Phew! I have just spent nearly two hours trying to get my computer to work, I got a worm!!!!
All clear now though and sorted, I wish mobiles were that easy????
Beetroot, good move in starting new thread but if you all had broadband you wouldn't notice it Hee Hee! Just a thought we could have renamed this thread and stripped him of his 'Sir'!!
As you can see I am feeling 'radical', even if I am not a 'cool dude yet' (although I have learnt how to put my knickers on properly now, berhaps next week I could learn to tie a 'bow' in the shoes I don't wear!!!! Sorry lets get serious here. (Hum Humm!.......clears throat to seem sensible!)
Slight problem on the mobile phone side, I found the number O.K. he sent the text from but it will not receive my texts today, Is it possible the phone number is wrong, or he is not near a transmitter or if he has run out of 'credits would that affect it? Back to plan B. Have written a letter sugesting that we meet in the next couple of weeks (told a bit of a fib, I said that I had to go to his neck of the woods and It would be gr8t (still practicing the txt stuff!) if I could tie it in with a visit to him and thought he might not want me to go to his bedsit, so I said that we could meet at the station and go for a pub-lunch,or something of that ilk. I remembered to put in the photo. Does that sound O.K. I do not have to post it until Monday as we only have one post a day here and that is at 5.30, except Saturdays when it is at 1.30. I did think about phoning the number but then I decided if he did answer he may feel awkward, but if my text wont go then I doubt I would get through, Oh dear gone into waffle mode here. Am I making sense to anyone?
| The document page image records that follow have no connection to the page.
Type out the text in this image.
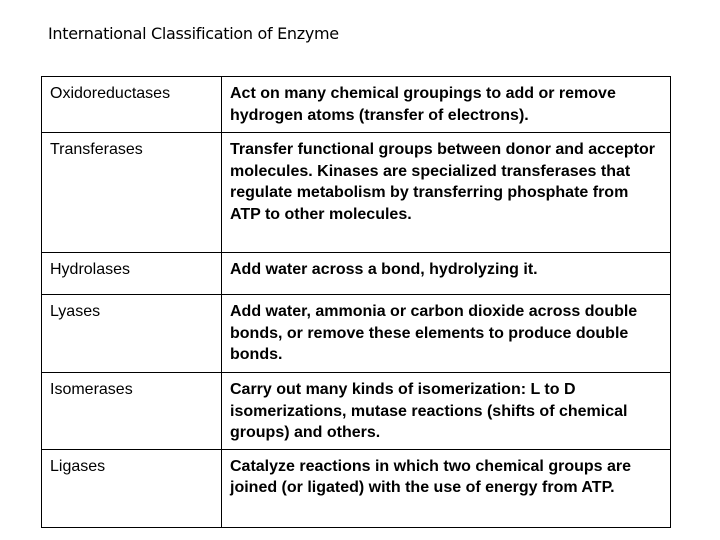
International Classification of Enzyme
Oxidoreductases	Act on many chemical groupings to add or remove hydrogen atoms (transfer of electrons).
Transferases	Transfer functional groups between donor and acceptor molecules. Kinases are specialized transferases that regulate metabolism by transferring phosphate from ATP to other molecules.
Hydrolases	Add water across a bond, hydrolyzing it.
Lyases	Add water, ammonia or carbon dioxide across double bonds, or remove these elements to produce double bonds.
Isomerases	Carry out many kinds of isomerization: L to D isomerizations, mutase reactions (shifts of chemical groups) and others.
Ligases	Catalyze reactions in which two chemical groups are joined (or ligated) with the use of energy from ATP.
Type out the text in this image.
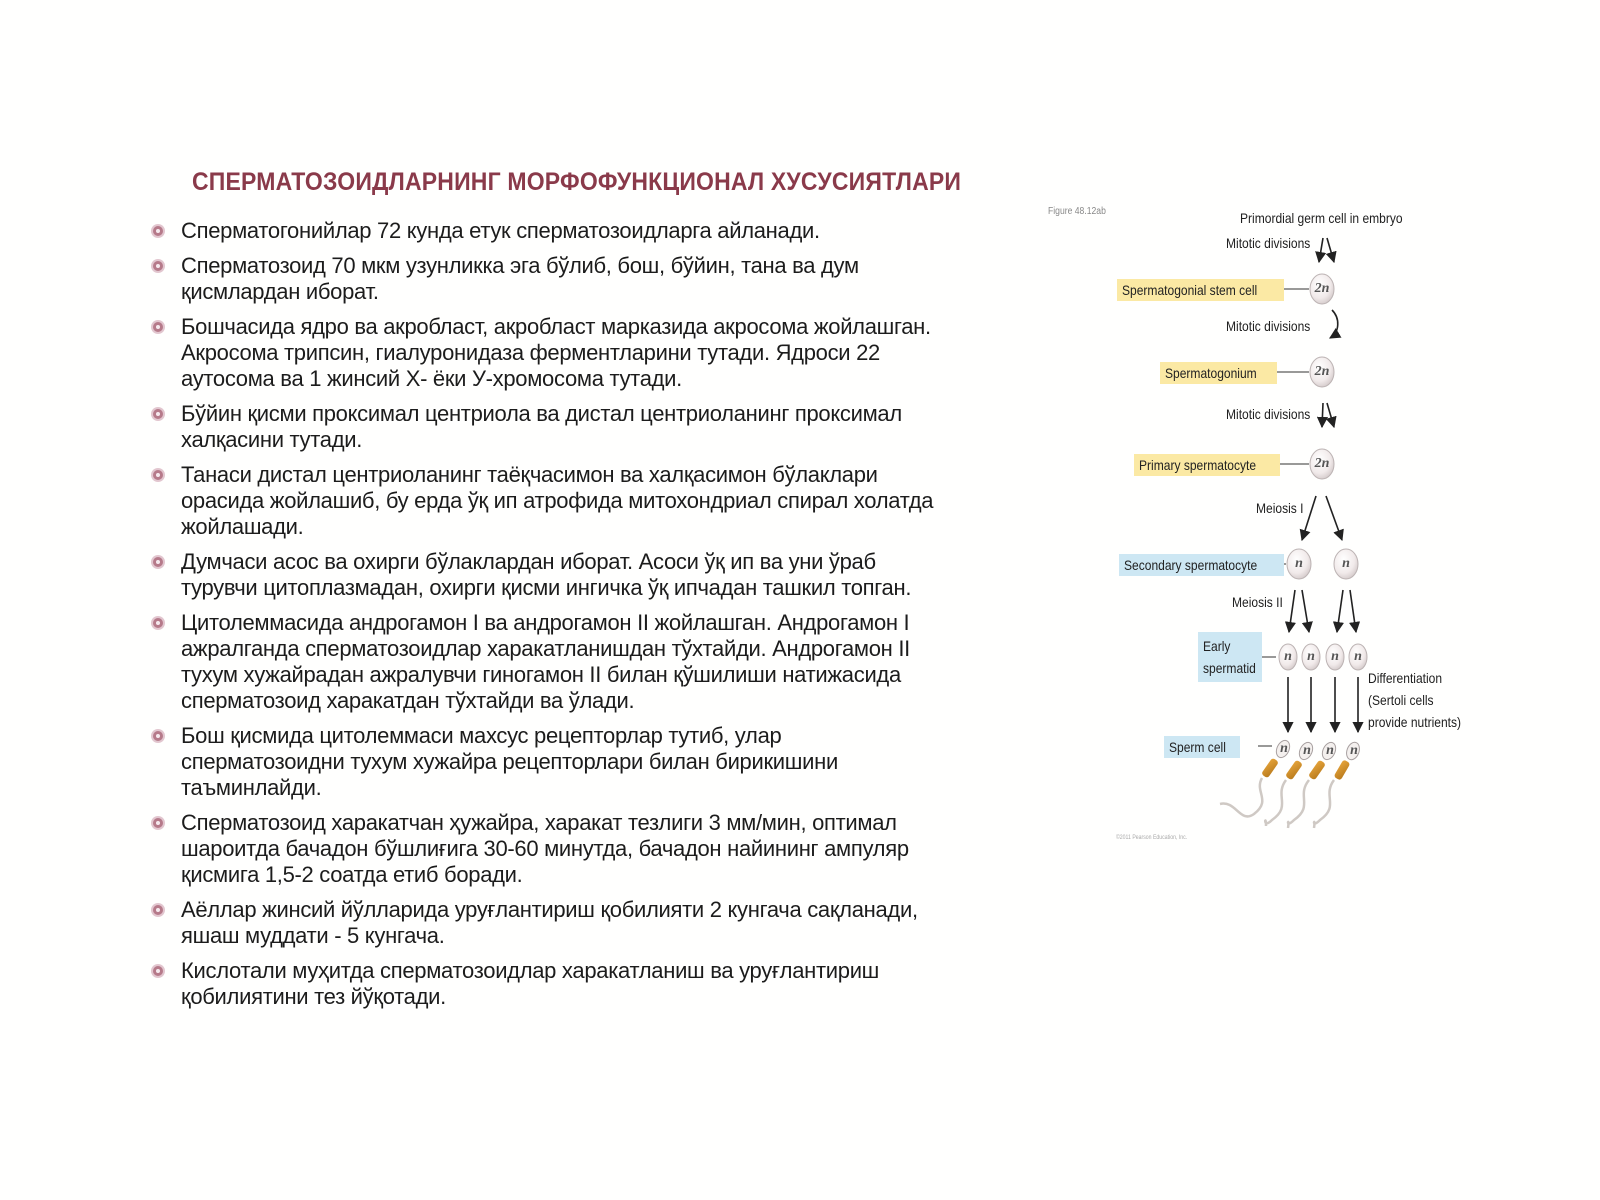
СПЕРМАТОЗОИДЛАРНИНГ МОРФОФУНКЦИОНАЛ ХУСУСИЯТЛАРИ
Сперматогонийлар 72 кунда етук сперматозоидларга айланади.
Сперматозоид 70 мкм узунликка эга бўлиб, бош, бўйин, тана ва дум қисмлардан иборат.
Бошчасида ядро ва акробласт, акробласт марказида акросома жойлашган. Акросома трипсин, гиалуронидаза ферментларини тутади. Ядроси 22 аутосома ва 1 жинсий Х- ёки У-хромосома тутади.
Бўйин қисми проксимал центриола ва дистал центриоланинг проксимал халқасини тутади.
Танаси дистал центриоланинг таёқчасимон ва халқасимон бўлаклари орасида жойлашиб, бу ерда ўқ ип атрофида митохондриал спирал холатда жойлашади.
Думчаси асос ва охирги бўлаклардан иборат. Асоси ўқ ип ва уни ўраб турувчи цитоплазмадан, охирги қисми ингичка ўқ ипчадан ташкил топган.
Цитолеммасида андрогамон I ва андрогамон II жойлашган. Андрогамон I ажралганда сперматозоидлар харакатланишдан тўхтайди. Андрогамон II тухум хужайрадан ажралувчи гиногамон II билан қўшилиши натижасида сперматозоид харакатдан тўхтайди ва ўлади.
Бош қисмида цитолеммаси махсус рецепторлар тутиб, улар сперматозоидни тухум хужайра рецепторлари билан бирикишини таъминлайди.
Сперматозоид харакатчан ҳужайра, харакат тезлиги 3 мм/мин, оптимал шароитда бачадон бўшлиғига 30-60 минутда, бачадон найининг ампуляр қисмига 1,5-2 соатда етиб боради.
Аёллар жинсий йўлларида уруғлантириш қобилияти 2 кунгача сақланади, яшаш муддати - 5 кунгача.
Кислотали муҳитда сперматозоидлар харакатланиш ва уруғлантириш қобилиятини тез йўқотади.
Figure 48.12ab	Primordial germ cell in embryo
Mitotic divisions
Mitotic divisions
Mitotic divisions
Meiosis I
Meiosis II
Spermatogonial stem cell
Spermatogonium
Primary spermatocyte
Secondary spermatocyte
Early spermatid
Sperm cell
Differentiation
(Sertoli cells
provide nutrients)
2n
2n
2n
n	n
n	n	n	n
n	n	n	n
©2011 Pearson Education, Inc.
Next I thought that if the ap's will not help me and have obviously set my stepmonster on me that I would send them a letter saying that I had decided not to tell him anything 'at the present time' and would wait a bit . (I know I will be misleading them and it is a lie, no matter how many excuses I make to myself, ie, 'at the present time' does not mean next week necessarily and by saying I would 'wait a bit', I am not saying how long. I do know that it is very deceitful but I wondered if it would prevent the ap's but mainly my stepmonster from trying to alienate him from me and give us a chance to get to know each other without him feeling that he is under too much pressure from them. Or do you think I should let 'sleeping dogs lie'? I must admit to being a bit uncomfortable about it as I have never lied or tried to deceive them in the past.
The letter to the ss dept. Would it be fair if I put in that as I am asking to have the case reviewed and that it would be unfair of them to give my dd her letter as the outcome would not be known by then and they could be giving her inaccurate information?
Final thought for you all to ponder on, not that you don't have had enough already!! And that is I was so excited yesterday that I felt that 'postsue' and her posting telling us of her situation was ignored a little because of my wonderful news. So, I sent her a personal email last night and to my delight she replied this morning and we had a good chat on the phone this afternoon. It was really good for me to talk to someone who really does understand what you have been through, and we talked for what seemed ages.
I assured her that it was you wonderful bunch who had given me the courage, helped me keep my sanity and above all given me impartial and yet non-judgmental advice that had been spot on. Thank you again I do hope that when all this is over I can tell you who I am, and I would really like to give you all a proper hug. I do not think that you realise just how much you have all helped me.
Having told you how I feel, it took me sometime to tell you as much as I have , I assured 'postsue' that you will afford her the same wonderful help. I think it only right that she tells you her story in her own time and I know that you will be patient, constructive and encouraging. The only thing I should like to tell you (with her permission) is that it is VERY hard to put things that are so emotive and still raw in writing. I know that she will tell you her story but she is finding it difficult to put it into words. I know from my own experience that although it has been very cathartic it has also been very difficult and when you have been through a trial, or civil hearing you feel as if your pretty worthless as a person and that you have to justify everything you say because you do not expect people to believe you. I was truelly staggerred by your responses. I thought that someone would at least doubt the validity of what I was telling you. It is very difficult to 'trust' again and you have shown me that I am a person, I have rights and with your encouragement I felt able to act. Our stories are a little different but the one common thread is that Meadows did not see either of us and yet he diagnosed us on paper.
To me her case is more horrifying than mine, but then it is different as I hope that 'postsue' will be able to tell you. She needs your help and advice. I was of little use apart from the fact that we were able to 'speak' without having to explain. That in itself was a wonderful thing for me because as I told you I moved so that my 'new' friends and neighbours do not know that I have children.
I know that you will afford her the time, patience and help you have been giving me. (Oh and I know what kind of knickers she wears and I'm not telling that either LOL!)
I shall try again to text tomorrow my ds, but will keep you posted. Love and hugs to you ALL from me, Bunglie ("a bear of very little brain" - AA Milne, I think!).